Festival de Cannes (4) / Explorer les abîmes: „The Zone of Interest“, „Les herbes sèches“ et „Black Flies“ en compétition officielle
Alors que jeudi se clôturait avec „Black Flies“, une virée au fin fond de l’enfer quotidien de deux ambulanciers un peu manichéenne, la compétition connut un vendredi excellent, avec „The Zone of Interest“ de Jonathan Glazer, un long-métrage aussi glaçant que brillant sur le quotidien du couple Höss et „Les herbes sèches“ de Nuri Bilge Ceylan, longue méditation poétique et misanthrope autour d’un personnage de manipulateur ambigu pris dans une sombre affaire de harcèlement sur une mineure.
Under Your Skin: „The Zone of Interest“ de Jonathan Glazer
On l’attendait au tournant, le quatrième long-métrage de Jonathan Glazer – on l’attendait parce qu’on avait adoré son précédent „Under the Skin“, cet ovni filmique où l’on voyait Scarlett Johansson en extra-terrestre dévoreuse d’hommes dans un film à l’esthétique soignée, particulière, plus proche parfois d’une installation artistique que du récit classique.
Et on l’attendait parce que c’est l’adaptation – très, très libre – du roman de Martin Amis que son éditeur français, Gallimard, refusa de publier tant on estimait problématique cette sorte de comédie romantique qui racontait, en adoptant la perspective de trois personnages, un quotidien à Auschwitz filtré à travers le regard des bourreaux, le roman racontant, entre autres, la tentative de son personnage principal de séduire Hedwig, l’épouse de Rudolf Höss, couple dont il narre aussi le quotidien entre banalité et déboires administratifs: les habitants des alentours se plaignent de l’odeur et de l’eau devenue non potable, et on intrigue dans les hauts rangs des Obersturmbannführer comme on intrigue toujours dans les coulisses du pouvoir, qui crée des envieux, de sorte qu’on veut scier la branche du haut de laquelle Höss peut contempler son horripilante machine de mise à mort industrialisée, dont il lui incombe de s’assurer qu’elle reste non seulement bien huilée, mais que sa productivité aille croissant, même si tout ce qu’elle arrive à produire, c’est de l’anéantissement, de la mort, une laideur indicible, incomprise car incompréhensible, qui signifie encore aujourd’hui l’échec de toutes nos aspirations humanistes.

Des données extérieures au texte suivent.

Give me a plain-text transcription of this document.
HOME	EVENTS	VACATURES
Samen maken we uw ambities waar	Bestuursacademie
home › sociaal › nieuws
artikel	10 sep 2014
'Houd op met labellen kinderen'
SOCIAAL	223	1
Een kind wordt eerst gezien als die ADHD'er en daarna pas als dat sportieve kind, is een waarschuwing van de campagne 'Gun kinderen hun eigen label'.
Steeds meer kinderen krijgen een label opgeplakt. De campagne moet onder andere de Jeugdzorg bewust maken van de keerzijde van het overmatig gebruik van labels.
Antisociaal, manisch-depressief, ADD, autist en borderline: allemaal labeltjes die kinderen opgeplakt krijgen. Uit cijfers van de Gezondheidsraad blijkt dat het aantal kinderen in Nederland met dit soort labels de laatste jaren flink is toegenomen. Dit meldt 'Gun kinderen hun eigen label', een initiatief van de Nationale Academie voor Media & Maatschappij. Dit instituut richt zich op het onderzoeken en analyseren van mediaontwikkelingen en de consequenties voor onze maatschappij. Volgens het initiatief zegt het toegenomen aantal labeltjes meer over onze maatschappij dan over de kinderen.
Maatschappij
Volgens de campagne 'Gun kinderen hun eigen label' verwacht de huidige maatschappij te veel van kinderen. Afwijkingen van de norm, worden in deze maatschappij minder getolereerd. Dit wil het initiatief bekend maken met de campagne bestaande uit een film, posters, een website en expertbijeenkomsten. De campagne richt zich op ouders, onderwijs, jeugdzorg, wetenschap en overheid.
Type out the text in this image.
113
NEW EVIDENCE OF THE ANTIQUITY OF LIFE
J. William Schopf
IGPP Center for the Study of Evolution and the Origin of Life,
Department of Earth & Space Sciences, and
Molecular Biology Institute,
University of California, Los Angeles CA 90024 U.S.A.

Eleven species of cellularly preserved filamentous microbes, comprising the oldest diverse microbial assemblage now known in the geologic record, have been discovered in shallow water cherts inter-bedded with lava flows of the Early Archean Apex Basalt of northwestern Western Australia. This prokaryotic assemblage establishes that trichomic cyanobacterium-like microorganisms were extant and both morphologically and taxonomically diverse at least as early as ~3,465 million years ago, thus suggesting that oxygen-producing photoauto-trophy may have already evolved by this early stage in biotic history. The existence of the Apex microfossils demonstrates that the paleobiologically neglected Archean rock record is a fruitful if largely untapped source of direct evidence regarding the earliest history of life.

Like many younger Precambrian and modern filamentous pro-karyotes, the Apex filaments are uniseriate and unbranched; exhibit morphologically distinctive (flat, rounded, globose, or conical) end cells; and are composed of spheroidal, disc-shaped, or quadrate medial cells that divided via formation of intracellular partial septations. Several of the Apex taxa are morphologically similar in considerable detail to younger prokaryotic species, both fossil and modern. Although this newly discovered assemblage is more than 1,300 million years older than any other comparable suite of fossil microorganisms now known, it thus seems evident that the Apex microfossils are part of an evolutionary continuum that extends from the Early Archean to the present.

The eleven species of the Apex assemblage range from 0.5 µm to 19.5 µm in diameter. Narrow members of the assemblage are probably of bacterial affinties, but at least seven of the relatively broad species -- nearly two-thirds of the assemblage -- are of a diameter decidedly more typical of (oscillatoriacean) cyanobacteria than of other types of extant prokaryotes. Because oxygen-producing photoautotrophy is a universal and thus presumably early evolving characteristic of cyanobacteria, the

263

Pour son film, Glazer se débarrasse des oripeaux narratifs et dramaturgiques du roman, se débarrasse aussi de deux des trois personnages pour se focaliser sur les Höss, dont il filme ici le quotidien, d’une banalité affligeante.
Mais bien plutôt que de constituer une énième exploration de la banalité du mal, exploration devenue elle-même banale tant les réflexions de Hannah Arendt à ce sujet ont déjà conduit à d’innombrables et parfois dispensables œuvres de fiction, plutôt que d’évoquer, comme Jonathan Littell le fit dans ses „Bienveillantes“, la gestation administrative de l’exécution planifiée et systématisée de tout un peuple, Jonathan Glazer ose filmer un couple qui cherche, l’ayant trouvé, à garder son bonheur, son Lebensraum, comme le dit Hedwig.
Que raconte donc, en fin de compte, „The Zone of Interest“? En surface, rien que du très banal: une visite de la mère d’Hedwig, à qui la fille montre son coin de paradis en disant que son mari l’appelle la „reine d’Auschwitz“, un père qui lit des contes à connotation antisémite des frères Grimm à ses enfants, des Kaffeekränzchen où l’on se montre des vêtements ou bijoux récupérés à „Kanada“ comme si on avait fait du shopping en ville tout en se moquant de cette amie qui n’avait pas compris que c’est par ce nom de pays que les nazis désignaient l’espace où l’on rassemblait, à Auschwitz, les biens des Juifs gazés.
Car cette amie s’était enquise alors – quelle cruche celle-là, rit Hedwig – à quelle occasion un tel voyage lointain avait pu être fait là où il avait suffi en réalité – réalité ô combien nauséabonde – de se servir de l’autre côté du mur.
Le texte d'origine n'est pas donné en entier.